Pour y parvenir, estime Me Félix Credo LILAKAKO MALIKUKA, deux options seraient envisageables, à savoir: est-ce qu’il faudrait modifier le code forestier de 2002 qui n’a été adopté que pour gouverner le secteur forestier ? Ou bien faudrait-il modifier la loi portant principes fondamentaux relatifs à la protection de l’environnement de 2011, en y insérant une disposition qui justifierait la prise d’une loi sur le changement climatique. Car la loi sur l’environnement est une loi-cadre censée donner des orientations aux lois sectorielles, surtout qu’elle contient déjà l’énoncé du principe pollueur-payeur tel que prévu par la Constitution. A notre avis, cette deuxième option semble être plausible et justifiée sur le plan de droit. Dans l’entre-temps, étant donné que la décision est déjà prise par le Gouvernement, les réflexions pourraient se poursuivre quant aux autres aspects de la Taxe carbone (économie, chimie, industrie, taxation, etc.).

La création de l’autorité de régulation du marché de carbone, est une nécessité pour ce secteur.
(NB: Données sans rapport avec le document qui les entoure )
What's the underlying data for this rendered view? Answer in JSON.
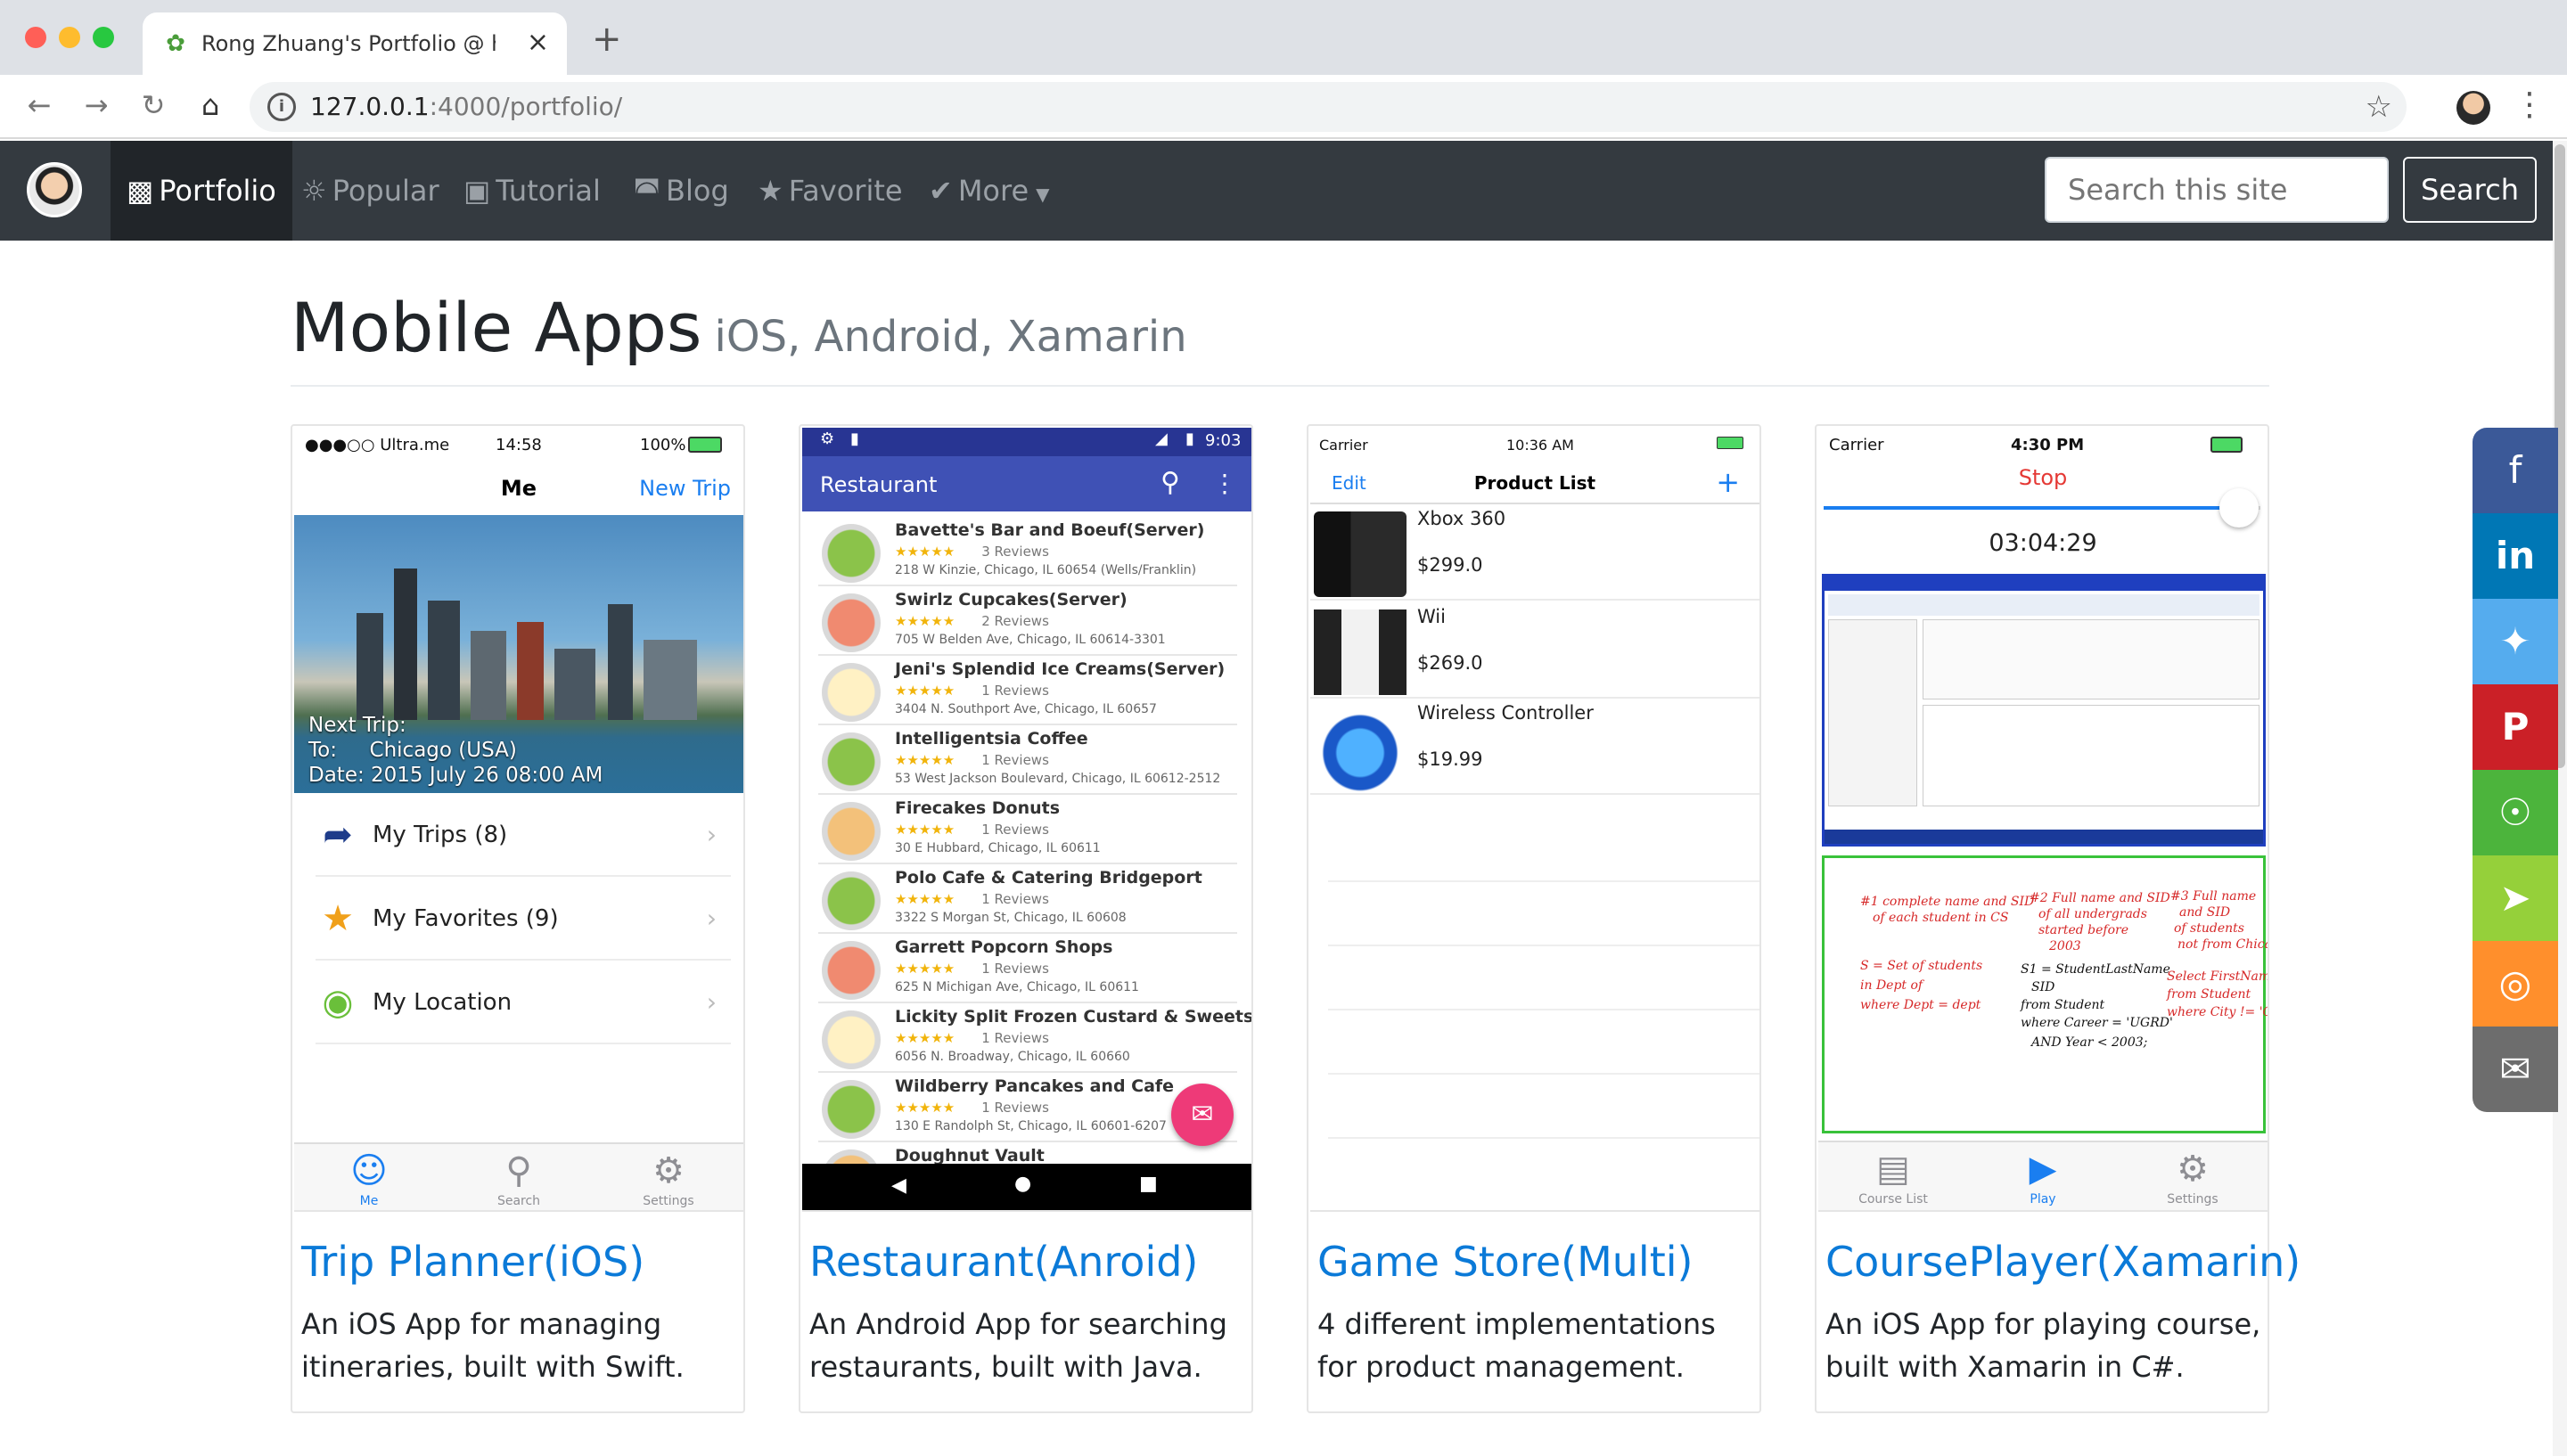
{
  "browser": {
    "tab_title": "Rong Zhuang's Portfolio @ http",
    "new_tab": "+",
    "close": "×",
    "url_host": "127.0.0.1",
    "url_rest": ":4000/portfolio/"
  },
  "nav": {
    "items": [
      {
        "label": "Portfolio",
        "icon": "briefcase-icon"
      },
      {
        "label": "Popular",
        "icon": "fire-icon"
      },
      {
        "label": "Tutorial",
        "icon": "teacher-icon"
      },
      {
        "label": "Blog",
        "icon": "rss-icon"
      },
      {
        "label": "Favorite",
        "icon": "star-icon"
      },
      {
        "label": "More",
        "icon": "check-circle-icon"
      }
    ],
    "search_placeholder": "Search this site",
    "search_button": "Search"
  },
  "page": {
    "title": "Mobile Apps",
    "subtitle": "iOS, Android, Xamarin"
  },
  "cards": [
    {
      "title": "Trip Planner(iOS)",
      "desc": "An iOS App for managing itineraries, built with Swift.",
      "screen": {
        "carrier": "●●●○○ Ultra.me",
        "time": "14:58",
        "battery": "100%",
        "nav_title": "Me",
        "nav_action": "New Trip",
        "next_trip": "Next Trip:",
        "to": "To:     Chicago (USA)",
        "date": "Date: 2015 July 26 08:00 AM",
        "rows": [
          "My Trips (8)",
          "My Favorites (9)",
          "My Location"
        ],
        "tabs": [
          "Me",
          "Search",
          "Settings"
        ]
      }
    },
    {
      "title": "Restaurant(Anroid)",
      "desc": "An Android App for searching restaurants, built with Java.",
      "screen": {
        "time": "9:03",
        "bar_title": "Restaurant",
        "items": [
          {
            "name": "Bavette's Bar and Boeuf(Server)",
            "reviews": "3 Reviews",
            "addr": "218 W Kinzie, Chicago, IL 60654 (Wells/Franklin)"
          },
          {
            "name": "Swirlz Cupcakes(Server)",
            "reviews": "2 Reviews",
            "addr": "705 W Belden Ave, Chicago, IL 60614-3301"
          },
          {
            "name": "Jeni's Splendid Ice Creams(Server)",
            "reviews": "1 Reviews",
            "addr": "3404 N. Southport Ave, Chicago, IL 60657"
          },
          {
            "name": "Intelligentsia Coffee",
            "reviews": "1 Reviews",
            "addr": "53 West Jackson Boulevard, Chicago, IL 60612-2512"
          },
          {
            "name": "Firecakes Donuts",
            "reviews": "1 Reviews",
            "addr": "30 E Hubbard, Chicago, IL 60611"
          },
          {
            "name": "Polo Cafe & Catering Bridgeport",
            "reviews": "1 Reviews",
            "addr": "3322 S Morgan St, Chicago, IL 60608"
          },
          {
            "name": "Garrett Popcorn Shops",
            "reviews": "1 Reviews",
            "addr": "625 N Michigan Ave, Chicago, IL 60611"
          },
          {
            "name": "Lickity Split Frozen Custard & Sweets",
            "reviews": "1 Reviews",
            "addr": "6056 N. Broadway, Chicago, IL 60660"
          },
          {
            "name": "Wildberry Pancakes and Cafe",
            "reviews": "1 Reviews",
            "addr": "130 E Randolph St, Chicago, IL 60601-6207"
          },
          {
            "name": "Doughnut Vault",
            "reviews": "",
            "addr": ""
          }
        ]
      }
    },
    {
      "title": "Game Store(Multi)",
      "desc": "4 different implementations for product management.",
      "screen": {
        "carrier": "Carrier",
        "time": "10:36 AM",
        "edit": "Edit",
        "nav_title": "Product List",
        "add": "+",
        "products": [
          {
            "name": "Xbox 360",
            "price": "$299.0"
          },
          {
            "name": "Wii",
            "price": "$269.0"
          },
          {
            "name": "Wireless Controller",
            "price": "$19.99"
          }
        ]
      }
    },
    {
      "title": "CoursePlayer(Xamarin)",
      "desc": "An iOS App for playing course, built with Xamarin in C#.",
      "screen": {
        "carrier": "Carrier",
        "time": "4:30 PM",
        "stop": "Stop",
        "elapsed": "03:04:29",
        "tabs": [
          "Course List",
          "Play",
          "Settings"
        ]
      }
    }
  ],
  "share": [
    {
      "name": "facebook-icon",
      "color": "#3b5998"
    },
    {
      "name": "linkedin-icon",
      "color": "#0077b5"
    },
    {
      "name": "twitter-icon",
      "color": "#55acee"
    },
    {
      "name": "pinterest-icon",
      "color": "#cb2027"
    },
    {
      "name": "wechat-icon",
      "color": "#4cb43c"
    },
    {
      "name": "share-icon",
      "color": "#95d03a"
    },
    {
      "name": "weibo-icon",
      "color": "#ff8f2c"
    },
    {
      "name": "email-icon",
      "color": "#6d6d6d"
    }
  ]
}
2. la Re-visitation des concessions forestières octroyées à ce jour

C’est l’une des mesures urgentes et le cheval de bataille de la Vice-Premier ministre, ministre de l’Environnement et Développement durable Eve Bazaïba au nom du gouvernement congolais.

L’Etat congolais est au cœur de plusieurs scandales forestiers , il est donc grand temps de se racheter.
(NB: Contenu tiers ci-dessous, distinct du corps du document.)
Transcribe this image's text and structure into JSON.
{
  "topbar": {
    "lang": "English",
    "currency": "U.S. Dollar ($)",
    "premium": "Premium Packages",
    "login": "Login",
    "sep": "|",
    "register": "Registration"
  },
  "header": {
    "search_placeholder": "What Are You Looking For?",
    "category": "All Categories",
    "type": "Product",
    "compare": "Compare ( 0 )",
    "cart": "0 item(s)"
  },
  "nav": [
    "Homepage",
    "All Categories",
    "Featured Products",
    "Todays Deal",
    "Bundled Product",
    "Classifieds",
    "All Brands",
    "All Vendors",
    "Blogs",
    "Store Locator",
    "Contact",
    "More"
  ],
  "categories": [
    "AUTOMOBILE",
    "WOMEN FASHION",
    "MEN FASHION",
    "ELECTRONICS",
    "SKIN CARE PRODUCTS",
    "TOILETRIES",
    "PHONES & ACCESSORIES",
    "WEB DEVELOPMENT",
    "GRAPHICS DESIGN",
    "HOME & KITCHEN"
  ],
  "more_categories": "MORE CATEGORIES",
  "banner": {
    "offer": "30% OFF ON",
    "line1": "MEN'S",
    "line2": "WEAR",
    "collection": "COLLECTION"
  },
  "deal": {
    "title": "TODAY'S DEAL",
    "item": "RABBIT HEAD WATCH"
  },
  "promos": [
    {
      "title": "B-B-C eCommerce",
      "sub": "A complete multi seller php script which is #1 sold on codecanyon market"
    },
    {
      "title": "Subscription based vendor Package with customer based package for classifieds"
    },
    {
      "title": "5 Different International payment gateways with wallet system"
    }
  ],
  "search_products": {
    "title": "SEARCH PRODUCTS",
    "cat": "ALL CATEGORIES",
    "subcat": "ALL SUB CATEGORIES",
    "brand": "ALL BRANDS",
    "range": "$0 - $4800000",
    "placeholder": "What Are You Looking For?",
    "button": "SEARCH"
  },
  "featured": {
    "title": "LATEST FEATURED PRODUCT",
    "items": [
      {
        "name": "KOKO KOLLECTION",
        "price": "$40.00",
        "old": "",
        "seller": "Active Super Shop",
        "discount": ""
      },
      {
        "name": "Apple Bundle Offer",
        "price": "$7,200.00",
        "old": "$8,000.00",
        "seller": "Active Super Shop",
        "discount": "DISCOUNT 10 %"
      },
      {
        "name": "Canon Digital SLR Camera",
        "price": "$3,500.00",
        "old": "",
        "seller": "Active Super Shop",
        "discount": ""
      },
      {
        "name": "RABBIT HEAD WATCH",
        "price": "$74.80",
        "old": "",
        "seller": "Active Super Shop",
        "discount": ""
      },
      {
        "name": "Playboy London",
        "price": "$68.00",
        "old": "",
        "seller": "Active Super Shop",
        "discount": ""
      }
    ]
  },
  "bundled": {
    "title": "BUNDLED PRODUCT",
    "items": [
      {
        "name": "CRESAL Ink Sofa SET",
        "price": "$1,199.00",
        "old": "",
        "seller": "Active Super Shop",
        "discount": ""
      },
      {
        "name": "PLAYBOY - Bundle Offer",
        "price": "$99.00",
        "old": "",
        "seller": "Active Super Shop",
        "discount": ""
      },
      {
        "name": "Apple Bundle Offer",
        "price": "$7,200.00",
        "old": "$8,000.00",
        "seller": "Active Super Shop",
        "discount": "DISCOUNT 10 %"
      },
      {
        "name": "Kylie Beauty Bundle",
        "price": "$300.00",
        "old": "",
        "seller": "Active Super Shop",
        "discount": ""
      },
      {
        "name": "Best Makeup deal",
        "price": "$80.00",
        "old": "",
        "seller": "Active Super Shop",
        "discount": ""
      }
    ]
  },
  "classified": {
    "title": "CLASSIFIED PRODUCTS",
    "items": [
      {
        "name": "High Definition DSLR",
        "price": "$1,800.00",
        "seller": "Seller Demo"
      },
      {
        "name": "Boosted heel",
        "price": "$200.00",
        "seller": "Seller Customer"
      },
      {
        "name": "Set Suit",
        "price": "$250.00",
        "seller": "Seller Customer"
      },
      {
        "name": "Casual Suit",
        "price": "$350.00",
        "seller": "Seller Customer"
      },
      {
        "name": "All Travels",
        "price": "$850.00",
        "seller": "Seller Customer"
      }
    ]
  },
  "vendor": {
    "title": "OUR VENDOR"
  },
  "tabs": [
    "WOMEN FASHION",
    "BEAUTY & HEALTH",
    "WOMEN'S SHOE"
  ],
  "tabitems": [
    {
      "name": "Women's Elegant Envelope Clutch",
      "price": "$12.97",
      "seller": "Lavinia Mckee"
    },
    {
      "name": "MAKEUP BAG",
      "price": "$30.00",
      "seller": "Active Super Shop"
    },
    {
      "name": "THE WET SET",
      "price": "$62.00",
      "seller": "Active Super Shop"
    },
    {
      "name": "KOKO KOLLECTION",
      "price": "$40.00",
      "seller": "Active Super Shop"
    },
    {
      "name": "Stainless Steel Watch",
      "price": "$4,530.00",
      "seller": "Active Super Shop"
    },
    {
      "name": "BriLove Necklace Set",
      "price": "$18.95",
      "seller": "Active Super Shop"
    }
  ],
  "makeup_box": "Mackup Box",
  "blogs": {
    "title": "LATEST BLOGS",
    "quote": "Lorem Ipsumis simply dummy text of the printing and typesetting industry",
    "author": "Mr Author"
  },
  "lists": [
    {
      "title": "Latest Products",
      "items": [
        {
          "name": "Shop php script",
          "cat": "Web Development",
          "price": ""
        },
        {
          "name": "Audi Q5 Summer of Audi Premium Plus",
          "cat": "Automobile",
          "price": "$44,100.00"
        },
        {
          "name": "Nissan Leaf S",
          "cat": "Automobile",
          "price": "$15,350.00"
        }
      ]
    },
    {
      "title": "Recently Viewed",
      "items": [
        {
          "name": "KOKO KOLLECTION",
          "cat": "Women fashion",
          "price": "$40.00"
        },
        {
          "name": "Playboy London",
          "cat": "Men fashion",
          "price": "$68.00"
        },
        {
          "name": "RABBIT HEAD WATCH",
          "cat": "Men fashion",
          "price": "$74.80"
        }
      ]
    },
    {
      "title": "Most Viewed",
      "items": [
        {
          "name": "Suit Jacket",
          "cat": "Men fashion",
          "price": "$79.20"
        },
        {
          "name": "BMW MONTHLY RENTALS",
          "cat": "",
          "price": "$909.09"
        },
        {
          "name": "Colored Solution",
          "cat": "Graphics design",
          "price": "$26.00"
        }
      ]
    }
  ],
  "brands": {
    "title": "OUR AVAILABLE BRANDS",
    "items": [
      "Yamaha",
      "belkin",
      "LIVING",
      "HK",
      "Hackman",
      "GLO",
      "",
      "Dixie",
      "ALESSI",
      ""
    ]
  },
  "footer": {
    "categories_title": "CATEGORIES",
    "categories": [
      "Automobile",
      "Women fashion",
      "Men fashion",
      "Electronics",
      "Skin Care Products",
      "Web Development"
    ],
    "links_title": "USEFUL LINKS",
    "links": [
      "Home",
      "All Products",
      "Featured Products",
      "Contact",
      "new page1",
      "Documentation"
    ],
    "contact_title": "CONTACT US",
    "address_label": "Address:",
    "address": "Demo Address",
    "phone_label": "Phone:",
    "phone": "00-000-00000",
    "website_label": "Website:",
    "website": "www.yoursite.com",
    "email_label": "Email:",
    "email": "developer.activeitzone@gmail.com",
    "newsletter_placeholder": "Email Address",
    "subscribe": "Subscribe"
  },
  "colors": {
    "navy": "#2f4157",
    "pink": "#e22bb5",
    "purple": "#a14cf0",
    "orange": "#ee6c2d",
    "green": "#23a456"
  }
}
Pour ce faire, tous les contrats, qu’ils soient pour des concessions de conservation ou forestières, doivent être révisés, c.à.d l’État congolais doit vérifier leur légalité.

Quant aux titres achetés après 2005 donc après l’instauration du moratoire, ils seront soit annulés soit suspendus.

Les propriétaires devront soit reprendre le processus soit fermer leurs sociétés.

Ainsi, cette mesure permettra au gouvernement congolais de reprogrammer et limiter l’exploitation de ses forêts.

Toutes ces mesures et tant d’autres qui vont succéder à la levée du moratoire, requièrent une discipline et une rigueur pour leur application. Le contraire serait “déshabiller saint-Paul pour habiller saint-Pierre”.